Significant pathologic downstaging, as well as significantly fewer positive surgical margins, were observed for the group who received neoadjuvant therapy vs the group that did not.

However, at a median follow-up of 6.1 years, this study failed to meet the primary study endpoint, with a 3-year BPFS of 0.89 observed for the patients treated with neoadjuvant therapy vs 0.84 for those who underwent surgery alone (P =.11).

A study limitation mentioned by the authors was the use of salvage therapy prior to meeting the primary endpoint, typically radiation therapy with or without ADT, in 43% and 52% of those receiving neoadjuvant therapy and surgery alone, respectively. Hence, they suggested that the requirement for early censoring of these patients may have compromised the power of the study.

Of note, a subsequent analysis of event-free survival (EFS) in these 2 groups, in which patients receiving salvage therapy were considered to have experienced treatment failure, showed significantly longer EFS for men treated with neoadjuvant therapy compared with surgery alone (hazard ratio [HR], 0.61, 95% CI, 0.48-0.78).

Regarding secondary study end points, no significant differences were observed between the 2 study arms regarding 5-year BPFS and prostate-cancer specific mortality, although neoadjuvant therapy was associated with significant improvements in overall BPFS, MFS and OS.

Although no patient deaths were associated with receipt of neoadjuvant therapy, 26% and 19% of those undergoing this treatment experienced a grade 3 or grade 4 adverse event, respectively. In particular, grade 4 neutropenia/granulocytopenia occurred in 17% of patients treated with neoadjuvant chemohormonal therapy.

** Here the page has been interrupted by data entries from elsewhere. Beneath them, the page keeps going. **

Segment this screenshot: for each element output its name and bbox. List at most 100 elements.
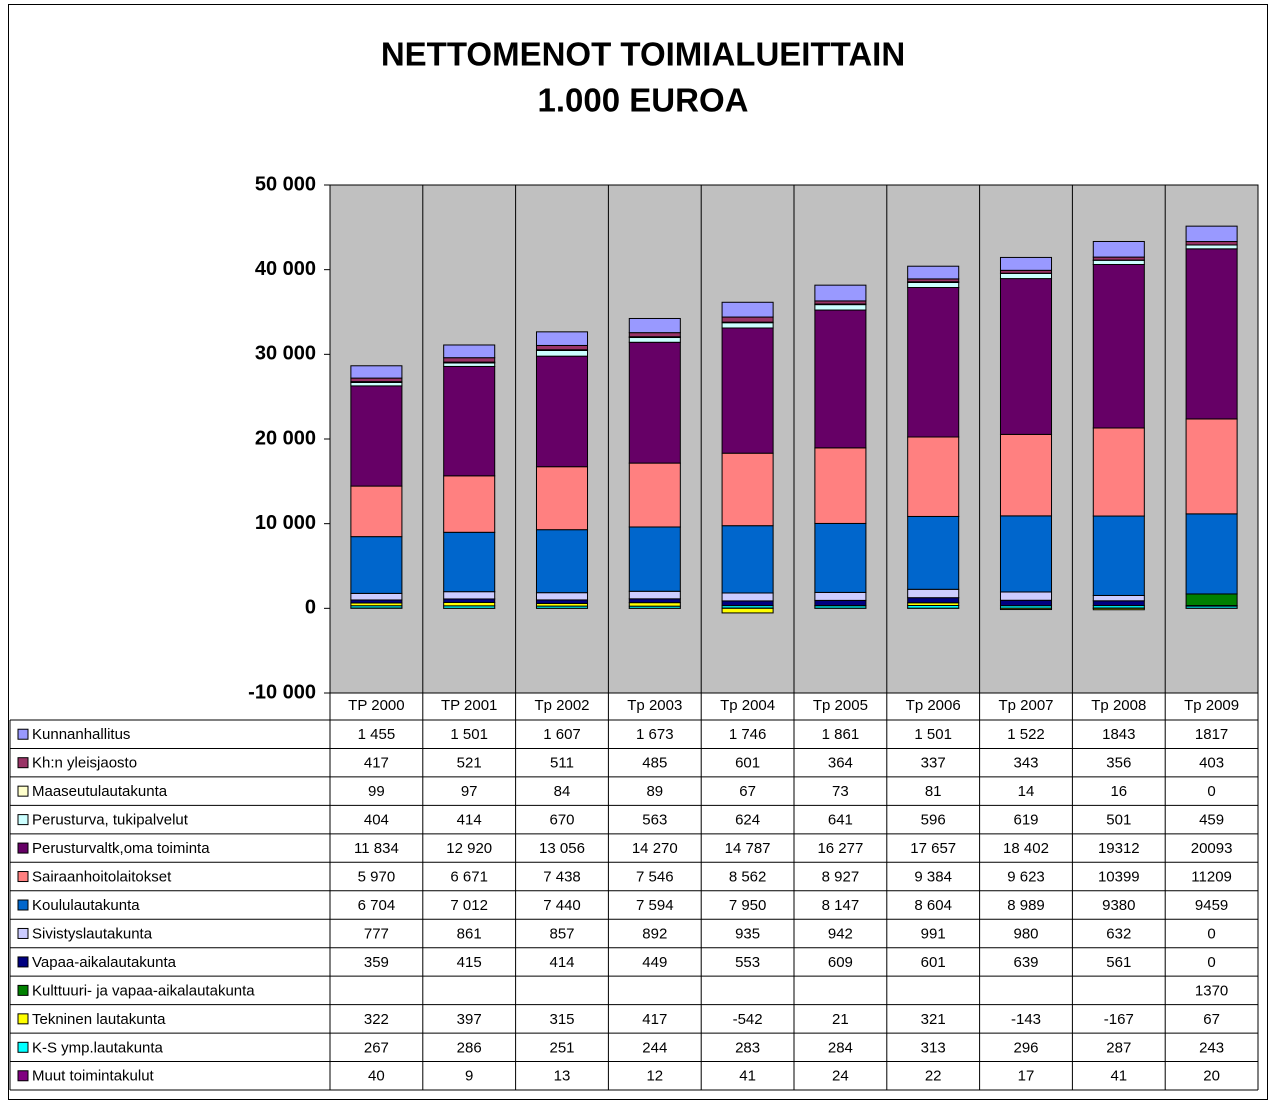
legend-key xyxy=(18,957,28,967)
table-value: 553 xyxy=(735,954,760,971)
table-value: 1 501 xyxy=(450,726,488,743)
table-value: 73 xyxy=(832,783,849,800)
bar-segment xyxy=(1000,592,1051,600)
table-value: 81 xyxy=(925,783,942,800)
table-value: 67 xyxy=(1203,1011,1220,1028)
table-value: 7 594 xyxy=(636,897,674,914)
legend-label: Sivistyslautakunta xyxy=(32,925,153,942)
legend-key xyxy=(18,872,28,882)
table-value: 414 xyxy=(549,954,574,971)
table-value: 892 xyxy=(642,925,667,942)
bar-segment xyxy=(908,266,959,279)
y-tick-label: 30 000 xyxy=(255,343,316,365)
bar-segment xyxy=(351,486,402,537)
table-value: 8 989 xyxy=(1007,897,1045,914)
table-value: 16 xyxy=(1110,783,1127,800)
table-value: 337 xyxy=(921,755,946,772)
bar-segment xyxy=(1000,434,1051,515)
table-value: 624 xyxy=(735,812,760,829)
bar-segment xyxy=(444,599,495,603)
table-value: 417 xyxy=(642,1011,667,1028)
table-value: 0 xyxy=(1207,925,1215,942)
table-value: 632 xyxy=(1106,925,1131,942)
table-value: 9380 xyxy=(1102,897,1135,914)
table-value: 7 012 xyxy=(450,897,488,914)
bar-segment xyxy=(722,593,773,601)
bar-segment xyxy=(1186,594,1237,606)
bar-segment xyxy=(1093,608,1144,609)
x-tick-label: Tp 2006 xyxy=(906,697,961,714)
bar-segment xyxy=(351,593,402,600)
chart-subtitle: 1.000 EUROA xyxy=(538,82,749,119)
table-value: 991 xyxy=(921,925,946,942)
table-value: 287 xyxy=(1106,1039,1131,1056)
table-value: 563 xyxy=(642,812,667,829)
table-value: 21 xyxy=(832,1011,849,1028)
bar-segment xyxy=(1000,273,1051,278)
table-value: 97 xyxy=(461,783,478,800)
legend-key xyxy=(18,729,28,739)
table-value: 11 834 xyxy=(354,840,399,857)
bar-segment xyxy=(1186,249,1237,419)
table-value: 321 xyxy=(921,1011,946,1028)
table-value: 18 402 xyxy=(1003,840,1049,857)
y-tick-label: 10 000 xyxy=(255,512,316,534)
table-value: 99 xyxy=(368,783,385,800)
bar-segment xyxy=(1000,257,1051,270)
legend-label: Perusturva, tukipalvelut xyxy=(32,812,189,829)
table-value: 6 671 xyxy=(450,869,488,886)
bar-segment xyxy=(536,600,587,604)
legend-key xyxy=(18,1042,28,1052)
bar-segment xyxy=(444,345,495,358)
table-value: 1 746 xyxy=(729,726,767,743)
table-value: 7 438 xyxy=(543,869,581,886)
table-value: 1817 xyxy=(1195,726,1228,743)
legend-key xyxy=(18,1071,28,1081)
bar-segment xyxy=(908,282,959,287)
bar-segment xyxy=(444,602,495,605)
bar-segment xyxy=(351,537,402,594)
table-value: 9 623 xyxy=(1007,869,1045,886)
bar-segment xyxy=(908,516,959,589)
bar-segment xyxy=(351,382,402,385)
bar-segment xyxy=(815,592,866,600)
table-value: 12 920 xyxy=(446,840,492,857)
chart-title: NETTOMENOT TOIMIALUEITTAIN xyxy=(381,36,905,73)
table-value: 935 xyxy=(735,925,760,942)
bar-segment xyxy=(722,526,773,593)
table-value: -167 xyxy=(1104,1011,1134,1028)
table-value: 501 xyxy=(1106,812,1131,829)
table-value: 7 950 xyxy=(729,897,767,914)
table-value: 359 xyxy=(364,954,389,971)
table-value: 24 xyxy=(832,1068,849,1085)
table-value: 244 xyxy=(642,1039,667,1056)
table-value: 596 xyxy=(921,812,946,829)
y-tick-label: -10 000 xyxy=(248,681,316,703)
bar-segment xyxy=(815,285,866,301)
bar-segment xyxy=(444,363,495,367)
table-value: 980 xyxy=(1013,925,1038,942)
table-value: 0 xyxy=(1207,954,1215,971)
table-value: 20 xyxy=(1203,1068,1220,1085)
legend-label: Tekninen lautakunta xyxy=(32,1011,166,1028)
legend-key xyxy=(18,815,28,825)
bar-segment xyxy=(1093,601,1144,606)
bar-segment xyxy=(444,592,495,599)
bar-segment xyxy=(908,589,959,597)
legend-key xyxy=(18,843,28,853)
bar-segment xyxy=(722,601,773,606)
bar-segment xyxy=(1093,264,1144,428)
table-value: -143 xyxy=(1011,1011,1041,1028)
bar-segment xyxy=(1186,514,1237,594)
table-value: 861 xyxy=(457,925,482,942)
bar-segment xyxy=(536,530,587,593)
legend-label: Sairaanhoitolaitokset xyxy=(32,869,172,886)
table-value: 619 xyxy=(1013,812,1038,829)
bar-segment xyxy=(629,318,680,332)
bar-segment xyxy=(908,288,959,437)
table-value: 89 xyxy=(646,783,663,800)
table-value: 356 xyxy=(1106,755,1131,772)
table-value: 11209 xyxy=(1191,869,1232,886)
table-value: 8 604 xyxy=(914,897,952,914)
table-value: 267 xyxy=(364,1039,389,1056)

In their concluding comments, the study authors noted that “although some improvement was seen in secondary end points, any potential benefit must be weighed against toxicity.”

They further added that “our findings indicate that the combination of neoadjuvant docetaxel with androgen-deprivation therapy before radical prostatectomy should not be considered as a treatment option for men with clinically localized, high-risk prostate cancer at this time.”


  1. Eastham JA, Heller G, Halabi S, et al. Cancer and Leukemia Group B 90203 (Alliance): Radical prostatectomy with or without neoadjuvant chemohormonal therapy in localized, high-risk prostate cancer [published online July 24, 2020]. J Clin Oncol. doi: 10.1200/JCO.20.00315
  2. Kattan MW, Eastham JA, Stapleton AM, et al: A preoperative nomogram for disease recurrence following radical prostatectomy for prostate cancer. J Natl Cancer Inst. 1998;90:766-771.